In fact, after the defendant’s criminal imprisonment is finished, the state can then commence civil commitment proceedings to have the defendant declared what is called a “Sexually Dangerous Person.” If this petition is granted, the effect is enormous, because he or she can then be committed civilly to incarceration at the Bridgewater State Hospital. Again, such a commitment does not constitute a second criminal conviction or a second criminal sentence, but a civil proceeding. This is a powerful, and occasionally necessary tool for authorities, when the behavioral evidence of the defendant’s history indicates that he or she is a serial offender, and highly likely to pose a physical danger to the public when released at the conclusion of a criminal prison sentence.

However, that mechanism for seeking a declaration that someone is a “Sexually Dangerous Person,” and thus keeping him or her incarcerated, has always been applied only to Massachusetts sex offenders who have committed contact sex offenses. These offenses include Massachusetts rape charges, Massachusetts Indecent Assault & Battery on a Person Under Age 14 charges, Massachusetts statutory rape charges, Massachusetts Indecent Assault & Battery on a Person Over Age 14 charges, and Massachusetts Assault with Intent to Commit Rape charges. This is just a partial list of Massachusetts sex crimes that can trigger a Sexually Dangerous Person commitment.

All this changed just yesterday, when the Massachusetts Supreme Judicial Court (SJC) issued a ruling that defendants convicted of noncontact sex offenses can be subject to SDP civil commitment proceedings. This means that repeat offenders who have been convicted of Massachusetts Indecent Exposure charges, or Massachusetts Open and Gross Lewdness charges, can not only be sentence to a criminal prison term, but can also be held behind bars after that prison term is finished. This ruling applies, essentially to serial “flashers,” and people who otherwise expose themselves or masturbate in front of their victims – but never physically threaten them with any form of contact, or “battery.”

As a Wrentham, Massachusetts sex offense attorney, I find this ruling overreaching and legally unjustified.
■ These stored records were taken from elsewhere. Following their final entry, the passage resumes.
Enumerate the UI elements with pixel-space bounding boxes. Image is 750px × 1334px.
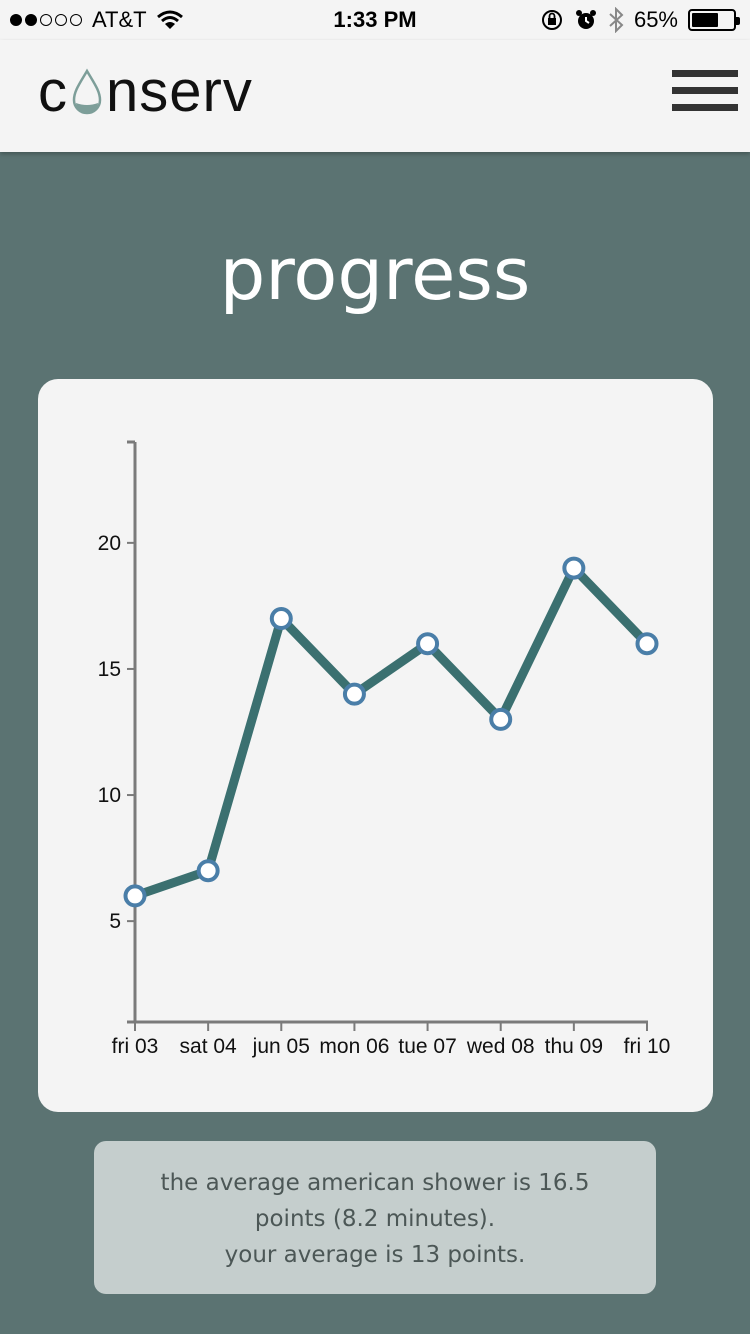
data-point (489, 707, 513, 731)
signal-strength-icon (10, 14, 82, 26)
series-line (130, 563, 652, 901)
wifi-icon (156, 10, 183, 29)
x-tick-label: jun 05 (252, 1035, 310, 1058)
data-point (196, 859, 220, 883)
y-tick-label: 20 (98, 532, 121, 555)
x-tick-label: sat 04 (180, 1035, 238, 1058)
rotation-lock-icon (541, 10, 562, 30)
progress-chart-card: 5 10 15 20 fri 03 sat 04 jun 05 mon 06 tue 07 wed… (38, 379, 713, 1112)
x-tick-label: mon 06 (319, 1035, 389, 1058)
hamburger-menu-icon[interactable] (672, 70, 738, 118)
y-tick-label: 5 (109, 910, 121, 933)
battery-icon (688, 9, 740, 31)
battery-percent: 65% (633, 7, 678, 32)
water-drop-icon (72, 68, 102, 114)
logo-prefix: c (38, 59, 68, 124)
x-tick-label: fri 10 (624, 1035, 671, 1058)
x-tick-label: fri 03 (112, 1035, 159, 1058)
status-left: AT&T (10, 7, 183, 33)
battery-fill (692, 13, 718, 27)
data-point (416, 632, 440, 656)
status-bar: AT&T 1:33 PM 65% (0, 0, 750, 40)
progress-line-chart: 5 10 15 20 fri 03 sat 04 jun 05 mon 06 tue 07 wed… (98, 440, 671, 1058)
data-point (635, 632, 659, 656)
carrier-label: AT&T (92, 7, 147, 32)
data-point (269, 607, 293, 631)
x-tick-label: wed 08 (466, 1035, 535, 1058)
data-point (562, 556, 586, 580)
info-line-2: points (8.2 minutes). (254, 1206, 496, 1232)
page-title: progress (219, 232, 531, 316)
conserv-logo[interactable]: c nserv (38, 58, 253, 125)
clock: 1:33 PM (333, 7, 417, 32)
info-line-1: the average american shower is 16.5 (160, 1170, 590, 1196)
data-point (123, 884, 147, 908)
status-right: 65% (540, 7, 740, 33)
header-bar: c nserv (0, 40, 750, 152)
x-tick-label: tue 07 (398, 1035, 456, 1058)
data-point (342, 682, 366, 706)
y-tick-label: 10 (98, 784, 121, 807)
x-tick-label: thu 09 (545, 1035, 603, 1058)
logo-suffix: nserv (106, 59, 253, 124)
y-tick-label: 15 (98, 658, 121, 681)
bluetooth-icon (609, 7, 624, 33)
average-info-box: the average american shower is 16.5 poin… (94, 1141, 656, 1294)
alarm-icon (575, 10, 596, 29)
info-line-3: your average is 13 points. (224, 1242, 526, 1268)
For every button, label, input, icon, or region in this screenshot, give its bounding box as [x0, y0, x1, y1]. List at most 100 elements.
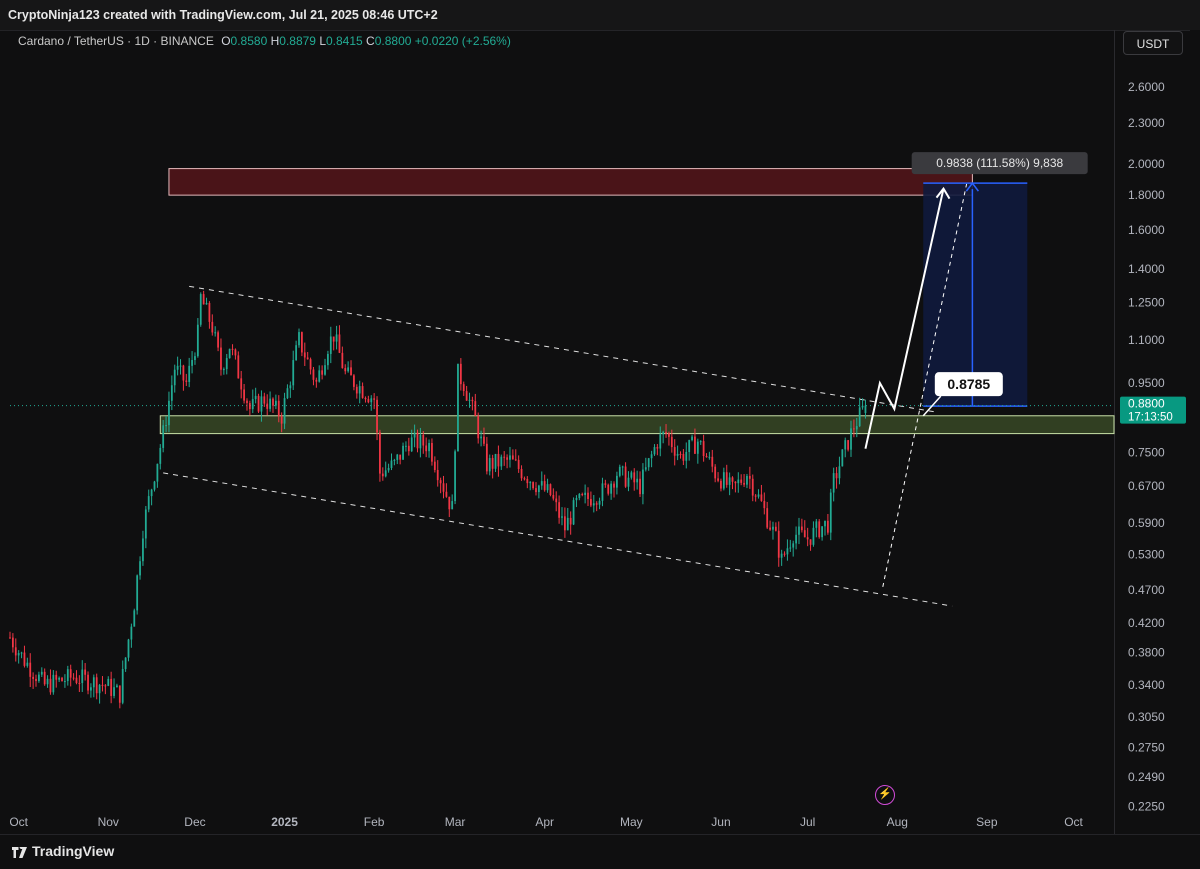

I will grant readily that the Sexually Dangerous Person statute is necessary. As a Massachusetts sex crimes defense lawyer, I have seen more than my share of defendants who I am quite sure would re-offend as soon as their criminal sentence is finished. But that statute should be reserved for truly sexually dangerous people – rapists and sex offenders who physically harm victims. I realize that the victim of a “flasher” or someone who indecently exposes himself, does suffer emotional harm. But I think that the SJC overstepped reasonable legal analysis in creating an entirely new class of defendants that can be held behind razor wire after their criminal sentence is served, because they feel a compulsion to expose themselves.

Let me be clear: This behavior is disordered, perverted, crude, and objectionable. It is not acceptable on any level, and I am not saying it is. But “dangerous”, in the context of physically attacking someone when a defendant’s history clearly demonstrates that he has never done so previously, but is purely a “flasher”? I disagree. Space inside Bridgewater State Hospital should be reserved for persons who are truly dangerous – not just offensive.